Content can also be accessed directly, without the Connect dashboard framing, via the content_url:

# Get the content URL
CONTENT_URL=$(curl --silent --show-error -L --max-redirs 0 --fail \
    -H "Authorization: Key ${CONNECT_API_KEY}" \
    "${CONNECT_SERVER}__api__/v1/content/${CONTENT_GUID}" | jq -r .content_url)

You can visit the CONTENT_URL in a browser, or use it to access content such as Plumber or Flask APIs. For example, if you have deployed a Plumber API that responds to POST requests on its /evaluate endpoint:

curl --silent --show-error -L --max-redirs 0 --fail -X POST \
    -H "Authorization: Key ${CONNECT_API_KEY}" \
    "${CONTENT_URL}evaluate"

Deploying a new version

You can deploy a new version of your content using the methods described above:

  • Upload a bundle
  • Deploy the bundle
  • Monitor the deployment task

Performing those tasks for a second time requires that your API client provide the content_guid returned when the content was first created.

Identifying content by name

Clients that cannot store the content GUID can provide a unique name to identify the content item to update.

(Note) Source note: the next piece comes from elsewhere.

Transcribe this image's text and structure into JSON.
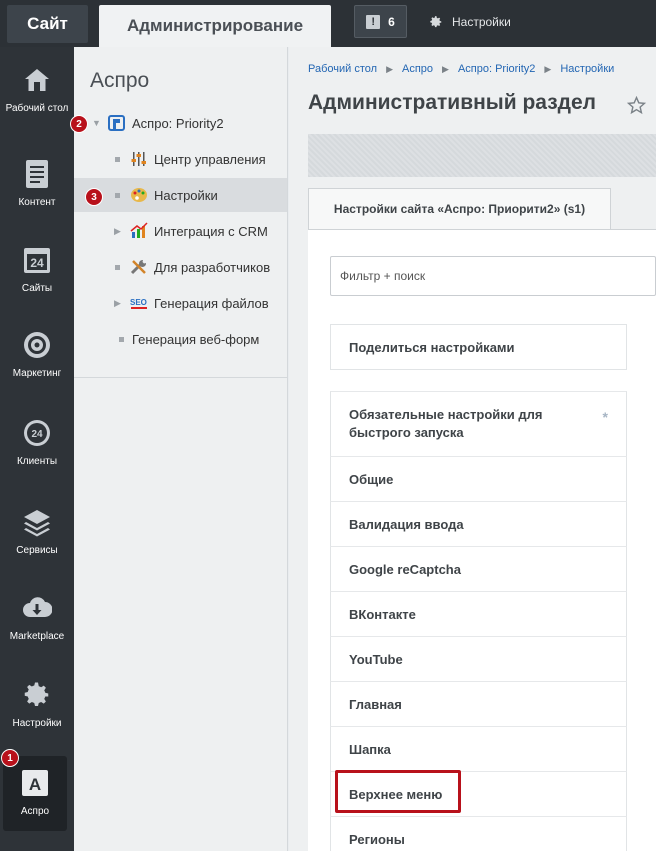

When creating your content, specify a unique value in the name field:

export NAME="my-unique-app-name"
export DATA='{"name":"'${NAME}'"}'

curl --silent --show-error -L --max-redirs 0 --fail -X POST \
    -H "Authorization: Key ${CONNECT_API_KEY}" \
    --data "${DATA}" \
    "${CONNECT_SERVER}__api__/v1/content"

When deploying an update, you can get the content GUID using the name. Content names are guaranteed to be unique within a single user’s account, but it is possible for multiple users to create content with the same name. To ensure that a single content item is returned, provide the GUID of the user account that created the content.

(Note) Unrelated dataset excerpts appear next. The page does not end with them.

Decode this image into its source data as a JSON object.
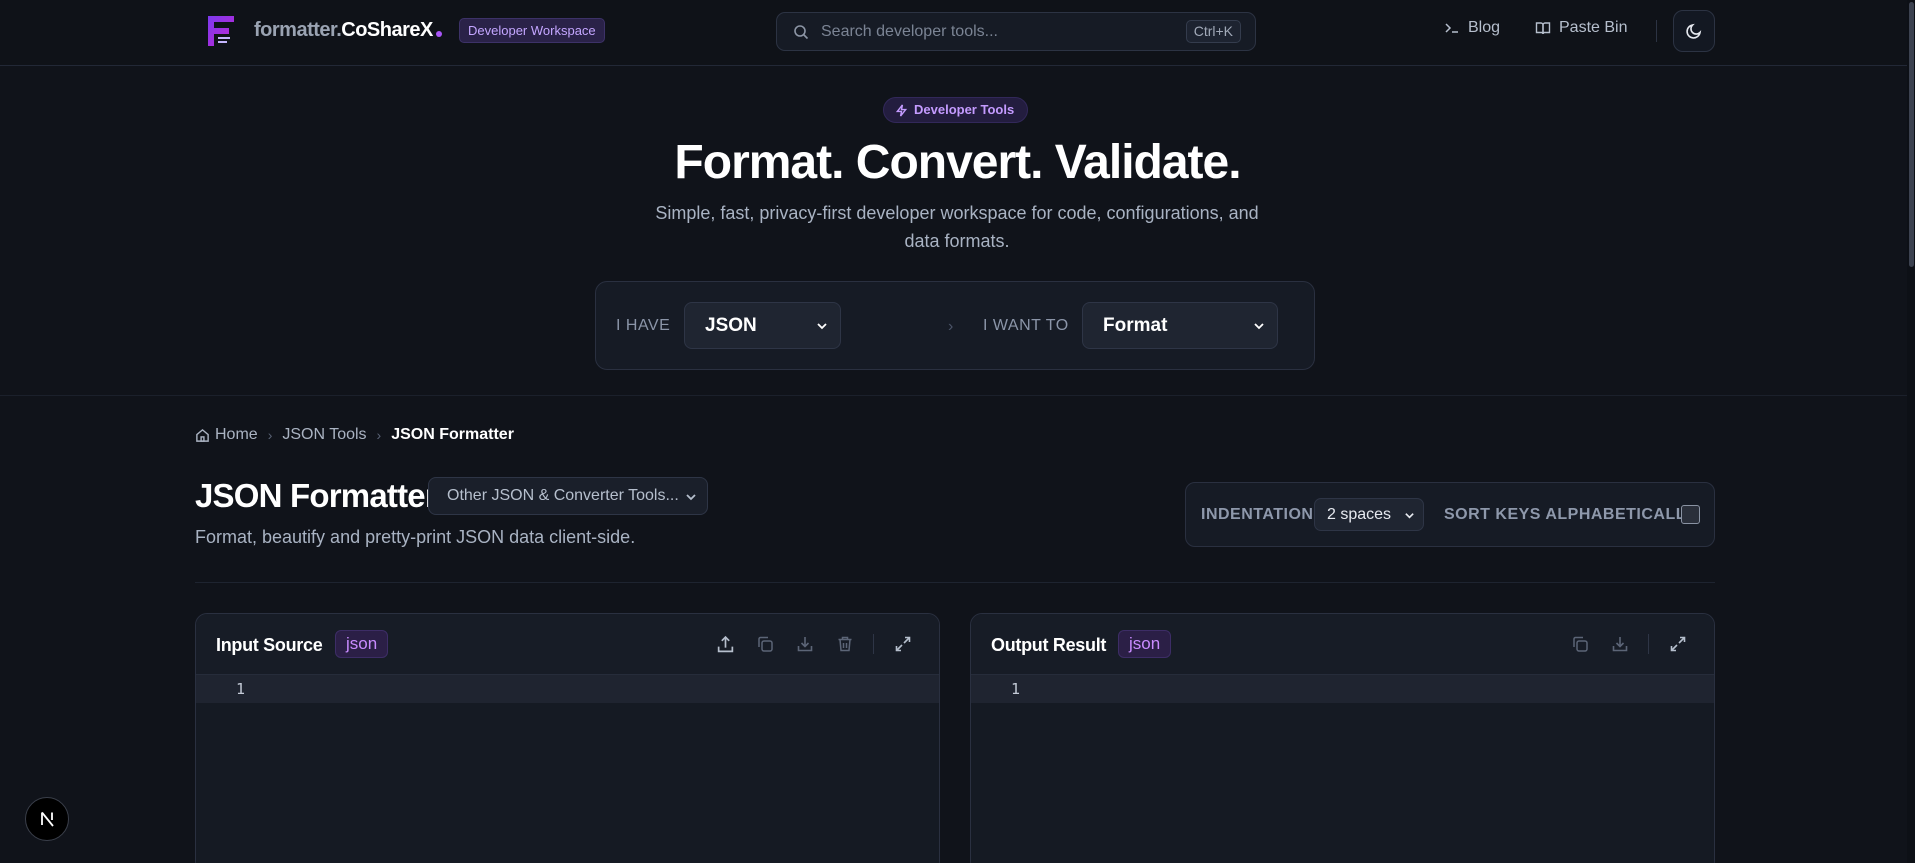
{
  "header": {
    "brand_prefix": "formatter.",
    "brand_name": "CoShareX",
    "workspace_badge": "Developer Workspace",
    "search_placeholder": "Search developer tools...",
    "search_shortcut": "Ctrl+K",
    "nav": [
      {
        "label": "Blog",
        "icon": "terminal-icon"
      },
      {
        "label": "Paste Bin",
        "icon": "book-icon"
      }
    ],
    "theme_toggle_icon": "moon-icon"
  },
  "hero": {
    "pill": "Developer Tools",
    "title": "Format. Convert. Validate.",
    "subtitle": "Simple, fast, privacy-first developer workspace for code, configurations, and data formats.",
    "have_label": "I HAVE",
    "have_value": "JSON",
    "want_label": "I WANT TO",
    "want_value": "Format"
  },
  "breadcrumb": {
    "items": [
      "Home",
      "JSON Tools",
      "JSON Formatter"
    ]
  },
  "page": {
    "title": "JSON Formatter",
    "tools_dropdown": "Other JSON & Converter Tools...",
    "description": "Format, beautify and pretty-print JSON data client-side."
  },
  "options": {
    "indentation_label": "INDENTATION",
    "indentation_value": "2 spaces",
    "sort_label": "SORT KEYS ALPHABETICALLY",
    "sort_checked": false
  },
  "input_panel": {
    "title": "Input Source",
    "lang": "json",
    "line_number": "1",
    "tools": [
      "upload-icon",
      "copy-icon",
      "download-icon",
      "trash-icon",
      "expand-icon"
    ]
  },
  "output_panel": {
    "title": "Output Result",
    "lang": "json",
    "line_number": "1",
    "tools": [
      "copy-icon",
      "download-icon",
      "expand-icon"
    ]
  },
  "colors": {
    "accent": "#a855f7",
    "background": "#10131a",
    "panel": "#161b25"
  }
}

# Get the GUID of the content creator (owner of this API key)
curl --silent --show-error -L --max-redirs 0 --fail -X GET \
    -H "Authorization: Key ${CONNECT_API_KEY}" \
    "${CONNECT_SERVER}__api__/v1/user"
# => {
# =>   "email": "user@example.com",
# =>   "username": "user",
# =>   ...
# =>   "guid": "0b609163-aad5-4bfd-a723-444e446344e3",
# => }

OWNER_GUID="0b609163-aad5-4bfd-a723-444e446344e3"

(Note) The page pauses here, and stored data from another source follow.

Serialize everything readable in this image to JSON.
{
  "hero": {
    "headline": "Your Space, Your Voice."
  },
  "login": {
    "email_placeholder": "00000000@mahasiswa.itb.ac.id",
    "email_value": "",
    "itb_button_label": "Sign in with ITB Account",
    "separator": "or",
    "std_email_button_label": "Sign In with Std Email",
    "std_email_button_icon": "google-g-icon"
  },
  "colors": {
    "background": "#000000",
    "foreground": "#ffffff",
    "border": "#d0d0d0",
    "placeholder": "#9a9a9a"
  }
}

# Look up the app by name and owner
curl --silent --show-error -L --max-redirs 0 --fail -X GET \
    -H "Authorization: Key ${CONNECT_API_KEY}" \
    "${CONNECT_SERVER}__api__/v1/content?name=${NAME}&owner_guid=${OWNER_GUID}"
# => [
# =>   {
# =>     "guid": "ccbd1a41-90a0-4b7b-89c7-16dd9ad47eb5",
# =>     "name": "my-unique-app-name",
# =>     ...
# =>     "owner_guid": "0b609163-aad5-4bfd-a723-444e446344e3",
# =>   }
# => ]

CONTENT_GUID="ccbd1a41-90a0-4b7b-89c7-16dd9ad47eb5"

Then follow the usual update steps, passing in the CONTENT_GUID when uploading and deploying the bundle.